120 Days

Guitar licks and krautrock rhythms

A rough sounding voice answers the phone, mumbling a barely audible “Hello”, followed by two minutes of hacking and coughing. It’s 10am as Adne, lead singer of Norway electro-rockers 120 Days, speeds across the Canadian border in a rattling tour bus. He’s still comatose in his bunk after a show in Seattle when his phone starts blinking and the call from Clash pulls him into the real world.

The Oslo foursome have spent the last few months ripping-up America and Europe with their blend of latter day Primal Scream guitar licks and krautrock rhythms. They’ve spent the long days on the road living a debauched life, in a whirlwind of drugs and alcohol that would put Bobby Gillespie and the boys to shame. But life hasn’t always been so rock and roll.

“We’ve never had any master plan; the only real rule is the four of us have to like it. “

After forming in their small hometown, Kristiansund, in 2001, the band moved to Oslo to find their sound. But with the most lucrative housing market in the world, the band all scraped their money together and lived in a caravan under a bridge. “We did that for a while a couple of years ago, when we first moved there,” Adne whispers before dropping the phone on his bunk and scrambling to find it. “Oslo was so expensive and we just wanted to focus on the music and not get real jobs. It seemed like a good idea at the time.”

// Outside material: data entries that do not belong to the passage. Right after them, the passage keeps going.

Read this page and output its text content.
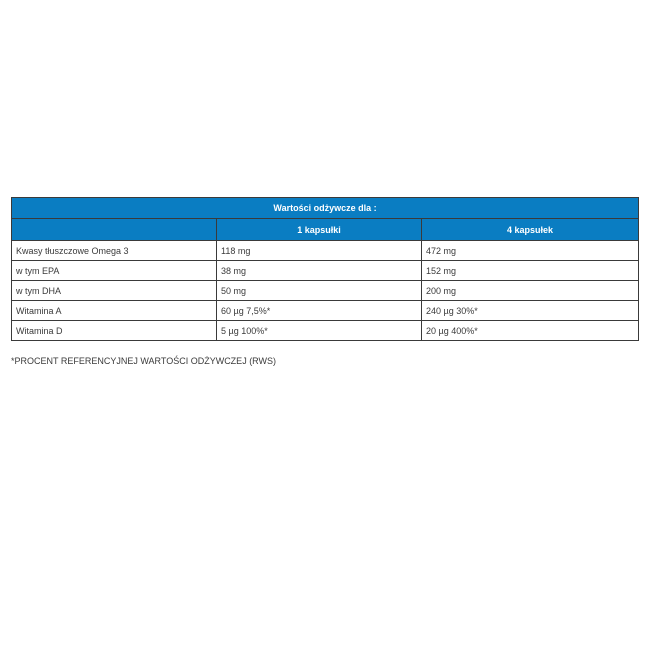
Wartości odżywcze dla :		
	1 kapsułki	4 kapsułek
Kwasy tłuszczowe Omega 3	118 mg	472 mg
w tym EPA	38 mg	152 mg
w tym DHA	50 mg	200 mg
Witamina A	60 µg 7,5%*	240 µg 30%*
Witamina D	5 µg 100%*	20 µg 400%*
*PROCENT REFERENCYJNEJ WARTOŚCI ODŻYWCZEJ (RWS)
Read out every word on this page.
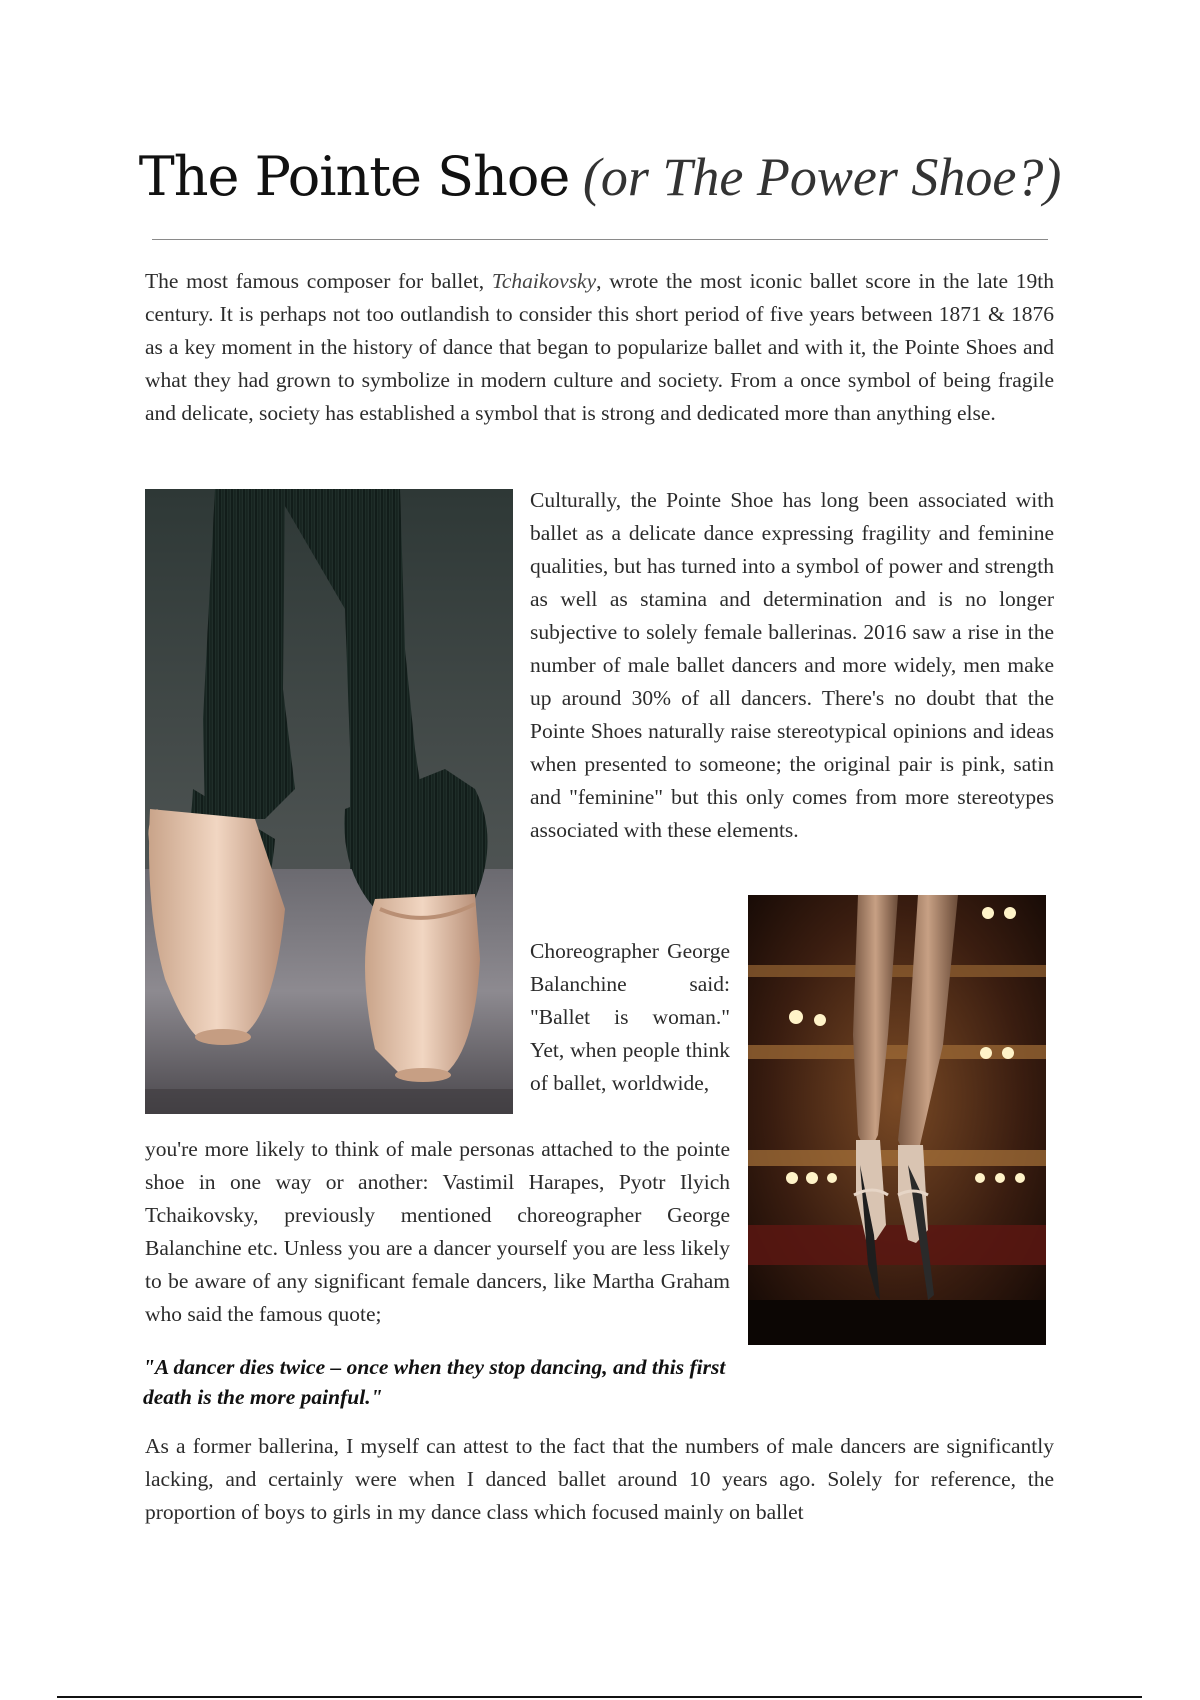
The Pointe Shoe (or The Power Shoe?)

The most famous composer for ballet, Tchaikovsky, wrote the most iconic ballet score in the late 19th century. It is perhaps not too outlandish to consider this short period of five years between 1871 & 1876 as a key moment in the history of dance that began to popularize ballet and with it, the Pointe Shoes and what they had grown to symbolize in modern culture and society. From a once symbol of being fragile and delicate, society has established a symbol that is strong and dedicated more than anything else.

Culturally, the Pointe Shoe has long been associated with ballet as a delicate dance expressing fragility and feminine qualities, but has turned into a symbol of power and strength as well as stamina and determination and is no longer subjective to solely female ballerinas. 2016 saw a rise in the number of male ballet dancers and more widely, men make up around 30% of all dancers. There's no doubt that the Pointe Shoes naturally raise stereotypical opinions and ideas when presented to someone; the original pair is pink, satin and "feminine" but this only comes from more stereotypes associated with these elements.

Choreographer George Balanchine said: "Ballet is woman." Yet, when people think of ballet, worldwide,

you're more likely to think of male personas attached to the pointe shoe in one way or another: Vastimil Harapes, Pyotr Ilyich Tchaikovsky, previously mentioned choreographer George Balanchine etc. Unless you are a dancer yourself you are less likely to be aware of any significant female dancers, like Martha Graham who said the famous quote;

"A dancer dies twice – once when they stop dancing, and this first death is the more painful."

As a former ballerina, I myself can attest to the fact that the numbers of male dancers are significantly lacking, and certainly were when I danced ballet around 10 years ago. Solely for reference, the proportion of boys to girls in my dance class which focused mainly on ballet
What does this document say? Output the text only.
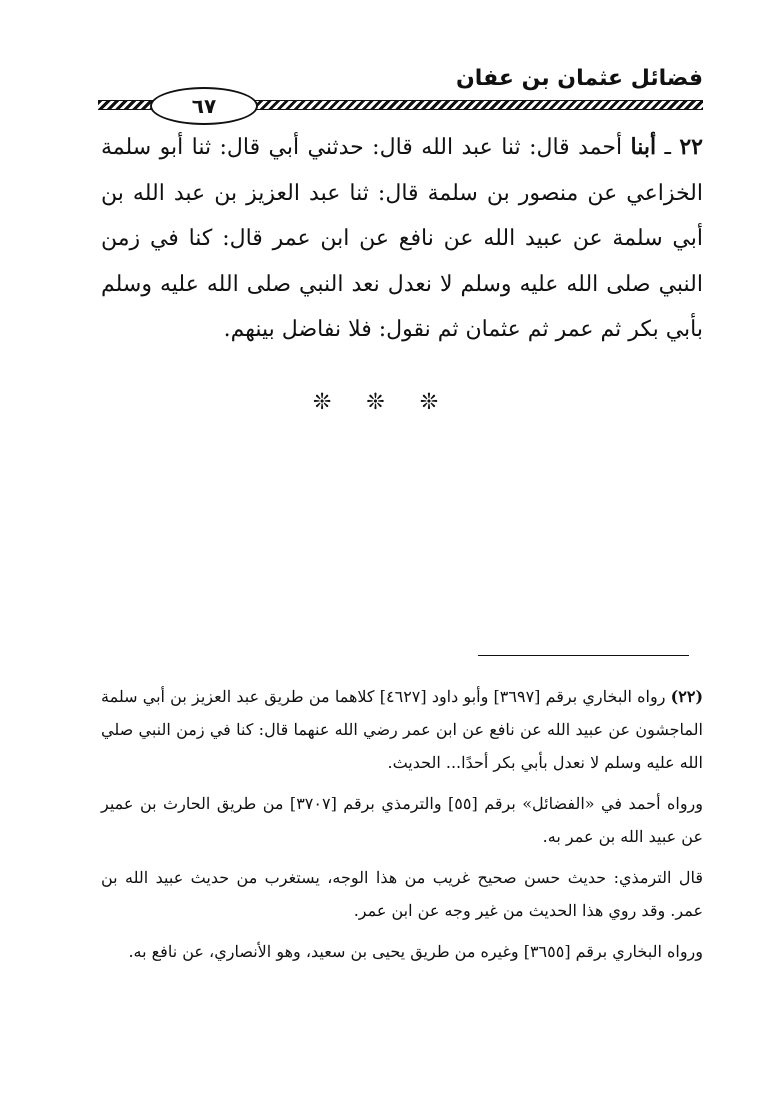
فضائل عثمان بن عفان
٦٧

٢٢ ـ أبنا أحمد قال: ثنا عبد الله قال: حدثني أبي قال: ثنا أبو سلمة الخزاعي عن منصور بن سلمة قال: ثنا عبد العزيز بن عبد الله بن أبي سلمة عن عبيد الله عن نافع عن ابن عمر قال: كنا في زمن النبي صلى الله عليه وسلم لا نعدل نعد النبي صلى الله عليه وسلم بأبي بكر ثم عمر ثم عثمان ثم نقول: فلا نفاضل بينهم.

❊ ❊ ❊

(٢٢) رواه البخاري برقم [٣٦٩٧] وأبو داود [٤٦٢٧] كلاهما من طريق عبد العزيز بن أبي سلمة الماجشون عن عبيد الله عن نافع عن ابن عمر رضي الله عنهما قال: كنا في زمن النبي صلي الله عليه وسلم لا نعدل بأبي بكر أحدًا... الحديث.

ورواه أحمد في «الفضائل» برقم [٥٥] والترمذي برقم [٣٧٠٧] من طريق الحارث بن عمير عن عبيد الله بن عمر به.

قال الترمذي: حديث حسن صحيح غريب من هذا الوجه، يستغرب من حديث عبيد الله بن عمر. وقد روي هذا الحديث من غير وجه عن ابن عمر.

ورواه البخاري برقم [٣٦٥٥] وغيره من طريق يحيى بن سعيد، وهو الأنصاري، عن نافع به.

While there were many alcohol-fuelled arguments as the band banged off the caravan’s thin plastic walls, it played an intrinsic part in forming the sound of their self-titled debut album. The swirls of atmospheric guitar, underpinned by tight, pulsing drums, are the product of months holed up with nothing but each other and a pile of battered guitars, drums and synths for company. “Of course it got claustrophobic,” says Adne. “It was tight, let’s just say that. I think it’s influenced our music, I think everything around you comes out in your music and I’m sure that is there when you listen to the record.”

When their album starts spinning in the CD player, you are glad the band didn’t throttle each other in the cramped caravan. Adne screams out his lyrics like a young Iggy Pop, and you can almost feel the sweat dripping from fashionably tousled fringes as the band tear through the more urgent tracks of the album. But they‘re a band who can also take the foot off the accelerator and unleash a warm flow of Can and Neu influenced electronica – as on ‘Sedated Times’, where layers of gentle synth and keys wash calmly over a disciplined, mechanical drum loop.

“I guess we have a lot of influences,” nods Adne. “We listen to a lot of rock stuff, but a lot of electronic music, a lot of Kraftwerk. I’m lucky, because it’s not my job to describe the music, I just have to play it and hope people will listen. We’ve never had any master plan; the only real rule is the four of us have to like it. So we just get together and play, but luckily not in a caravan any more.”